On Wednesday night, when the Hurricanes visit the Hokies in an ACC game at Blacksburg, Va., there's one major difference between the teams.

Miami (14-5, 6-2) has been surprisingly good while Virginia Tech (10-9, 2-6) has been a bit of a disappointment.

The Hurricanes have won 10 of their past 12 games, and their only losses during that span were each by one point to rival Florida State. That includes a 61-60 loss on Saturday during which Miami rallied from a 26-point second-half deficit and had a chance to win with a mid-range jumper at the buzzer.

Hurricanes assistant coach DJ Irving said he is not worried that the disappointment of that loss will have a negative effect on Miami in its trip to Blacksburg.

"These guys are mature," Irving said of Miami's players. "Most of them are a year away from being pros. They're already acting like professionals."

Indeed, Miami's five starters have a combined 531 college games, including 375 starts.

Virginia Tech is also an older team as the five Hokies starters have played 501 college games. They have a combined 398 starts.

The Hokies return three starters from last season, and they are Virginia Tech's top three scorers: Keve Aluma (15.9 points per game), Justyn Mutts (10.5) and Nahiem Alleyne (10.4).

Wofford transfer Storm Murphy (8.2 points per game) was brought in as the point guard. And Hunter Cattoor, after starting just five games his first two years at Virginia Tech, is now the shooting guard, making a team-best 45.8 percent of his three-pointers while averaging 9.9 points.

Unfortunately for the Hokies, they have lost two straight games, and Wednesday's contest will be their third in just five days.

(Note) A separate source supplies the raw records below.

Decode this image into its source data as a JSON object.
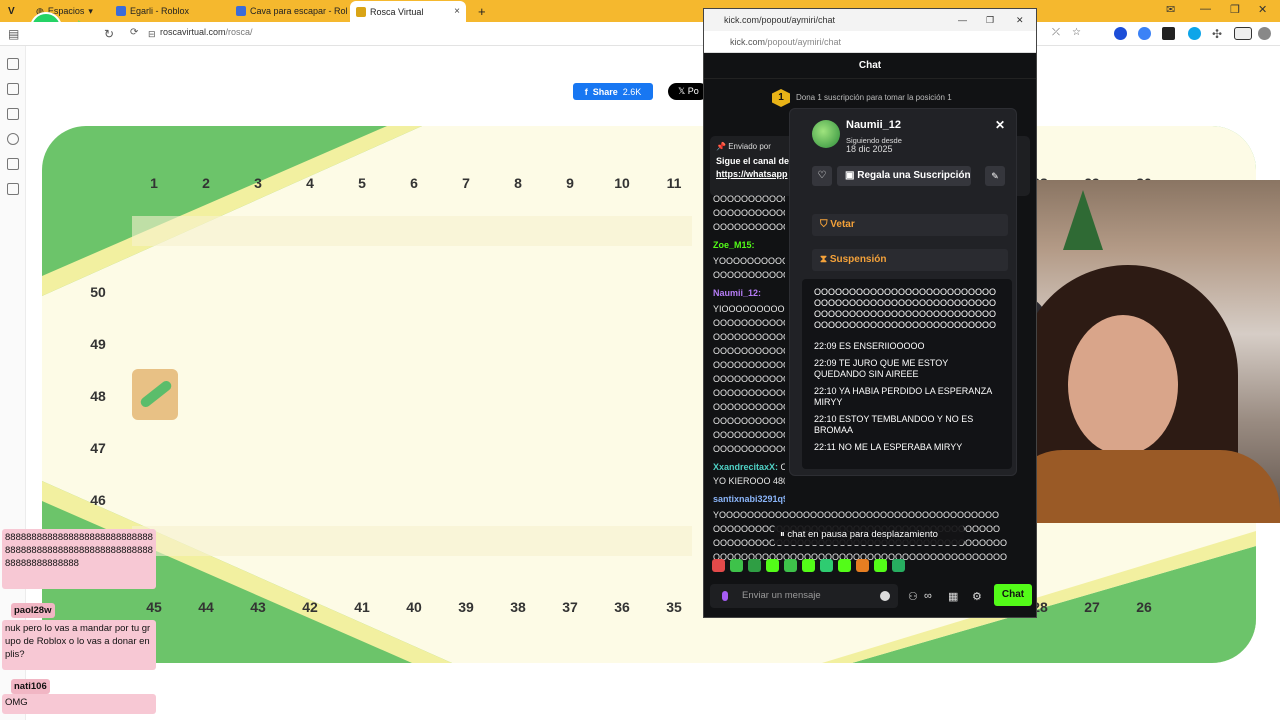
{
  "browser": {
    "tabs": [
      {
        "label": "Espacios"
      },
      {
        "label": "Egarli - Roblox"
      },
      {
        "label": "Cava para escapar - Rol"
      },
      {
        "label": "Rosca Virtual"
      }
    ],
    "url_domain": "roscavirtual.com",
    "url_path": "/rosca/",
    "new_tab": "+"
  },
  "page": {
    "share_label": "Share",
    "share_count": "2.6K",
    "post_label": "Po",
    "top_numbers": [
      "1",
      "2",
      "3",
      "4",
      "5",
      "6",
      "7",
      "8",
      "9",
      "10",
      "11"
    ],
    "right_top_numbers": [
      "28",
      "29",
      "30"
    ],
    "left_numbers": [
      "50",
      "49",
      "48",
      "47",
      "46"
    ],
    "bottom_numbers": [
      "45",
      "44",
      "43",
      "42",
      "41",
      "40",
      "39",
      "38",
      "37",
      "36",
      "35"
    ],
    "bottom_right_numbers": [
      "28",
      "27",
      "26"
    ]
  },
  "overlay": [
    {
      "type": "msg",
      "text": "8888888888888888888888888888888888888888888888888888888888888888888888"
    },
    {
      "type": "user",
      "text": "paol28w"
    },
    {
      "type": "msg",
      "text": "nuk pero lo vas a mandar por tu grupo de Roblox o lo vas a donar en plis?"
    },
    {
      "type": "user",
      "text": "nati106"
    },
    {
      "type": "msg",
      "text": "OMG"
    }
  ],
  "popup": {
    "window_title": "kick.com/popout/aymiri/chat",
    "url_domain": "kick.com",
    "url_path": "/popout/aymiri/chat",
    "header": "Chat",
    "pin_rank": "1",
    "pin_text": "Dona 1 suscripción para tomar la posición 1",
    "pinned_by": "Enviado por",
    "pinned_text": "Sigue el canal de",
    "pinned_link": "https://whatsapp",
    "lines": [
      {
        "user": "",
        "text": "OOOOOOOOOOOO",
        "color": "#e8e8e8"
      },
      {
        "user": "",
        "text": "OOOOOOOOOOOO",
        "color": "#e8e8e8"
      },
      {
        "user": "",
        "text": "OOOOOOOOOOOO",
        "color": "#e8e8e8"
      },
      {
        "user": "Zoe_M15:",
        "text": "",
        "color": "#53fc18"
      },
      {
        "user": "",
        "text": "YOOOOOOOOOOO",
        "color": "#e8e8e8"
      },
      {
        "user": "",
        "text": "OOOOOOOOOOOO",
        "color": "#e8e8e8"
      },
      {
        "user": "Naumii_12:",
        "text": "",
        "color": "#b57cf5"
      },
      {
        "user": "",
        "text": "YIOOOOOOOOOO",
        "color": "#e8e8e8"
      },
      {
        "user": "",
        "text": "OOOOOOOOOOOO",
        "color": "#e8e8e8"
      },
      {
        "user": "",
        "text": "OOOOOOOOOOOO",
        "color": "#e8e8e8"
      },
      {
        "user": "",
        "text": "OOOOOOOOOOOO",
        "color": "#e8e8e8"
      },
      {
        "user": "",
        "text": "OOOOOOOOOOOO",
        "color": "#e8e8e8"
      },
      {
        "user": "",
        "text": "OOOOOOOOOOOO",
        "color": "#e8e8e8"
      },
      {
        "user": "",
        "text": "OOOOOOOOOOOO",
        "color": "#e8e8e8"
      },
      {
        "user": "",
        "text": "OOOOOOOOOOOO",
        "color": "#e8e8e8"
      },
      {
        "user": "",
        "text": "OOOOOOOOOOOO",
        "color": "#e8e8e8"
      },
      {
        "user": "",
        "text": "OOOOOOOOOOOO",
        "color": "#e8e8e8"
      },
      {
        "user": "",
        "text": "OOOOOOOOOOOO",
        "color": "#e8e8e8"
      },
      {
        "user": "XxandrecitaxX:",
        "text": "Ol",
        "color": "#4fd1c5"
      },
      {
        "user": "",
        "text": "YO KIEROOO 480",
        "color": "#e8e8e8"
      },
      {
        "user": "santixnabi3291q920:",
        "text": "",
        "color": "#8ab4f8"
      },
      {
        "user": "",
        "text": "YOOOOOOOOOOOOOOOOOOOOOOOOOOOOOOOOOOOOOOOO",
        "color": "#e8e8e8"
      },
      {
        "user": "",
        "text": "OOOOOOOOOOOOOOOOOOOOOOOOOOOOOOOOOOOOOOOOO",
        "color": "#e8e8e8"
      },
      {
        "user": "",
        "text": "OOOOOOOOOOOOOOOOOOOOOOOOOOOOOOOOOOOOOOOOOO",
        "color": "#e8e8e8"
      },
      {
        "user": "",
        "text": "OOOOOOOOOOOOOOOOOOOOOOOOOOOOOOOOOOOOOOOOOO",
        "color": "#e8e8e8"
      }
    ],
    "paused_label": "chat en pausa para desplazamiento",
    "input_placeholder": "Enviar un mensaje",
    "send_label": "Chat",
    "emote_colors": [
      "#e34a4a",
      "#3ec24a",
      "#2f9e44",
      "#53fc18",
      "#3ec24a",
      "#53fc18",
      "#2ecc71",
      "#53fc18",
      "#e67e22",
      "#53fc18",
      "#27ae60"
    ],
    "accent": "#53fc18"
  },
  "usercard": {
    "name": "Naumii_12",
    "following_label": "Siguiendo desde",
    "following_date": "18 dic 2025",
    "gift_label": "Regala una Suscripción",
    "veto_label": "Vetar",
    "suspend_label": "Suspensión",
    "history": [
      "OOOOOOOOOOOOOOOOOOOOOOOOOOOOOOOOOOOOOOOOOOOOOOOOOOOOOOOOOOOOOOOOOOOOOOOOOOOOOOOOOOOOOOOOOOOOOOOOOOOOOOOO",
      "22:09 ES ENSERIIOOOOO",
      "22:09 TE JURO QUE ME ESTOY QUEDANDO SIN AIREEE",
      "22:10 YA HABIA PERDIDO LA ESPERANZA MIRYY",
      "22:10 ESTOY TEMBLANDOO Y NO ES BROMAA",
      "22:11 NO ME LA ESPERABA MIRYY"
    ]
  }
}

"This is hard on my team," Hokies coach Mike Young said. "I told our guys: 'With your willingness to respond and fight, we're going to come through this.' And when we do, it's going to be beautiful."

Virginia Tech won both games against Miami last year, with the Hokies prevailing by two points at home and then winning in overtime on the Canes' court.

Miami is led in scoring this season by its trio of guards: Kameron McGusty (17.8 points per game), Isaiah Wong (16.7) and Charlie Moore (12.5).

The Hokies like to pound the ball inside to 6-foot-9 Aluma and 6-foot-7 Mutts, who are converting on 56 percent or better on their two-point tries.

"(The Hokies) always try to go to their two big fellas," Irving said of Aluma and Mutts. "They take their time. They use the shot clock, and they get the ball inside."

As usual for Miami this season, it will be the Canes guards against their opponents' frontcourt. Miami has been outrebounded by all 10 of their Power Five foes this year, but the Canes have managed to win seven of those contests.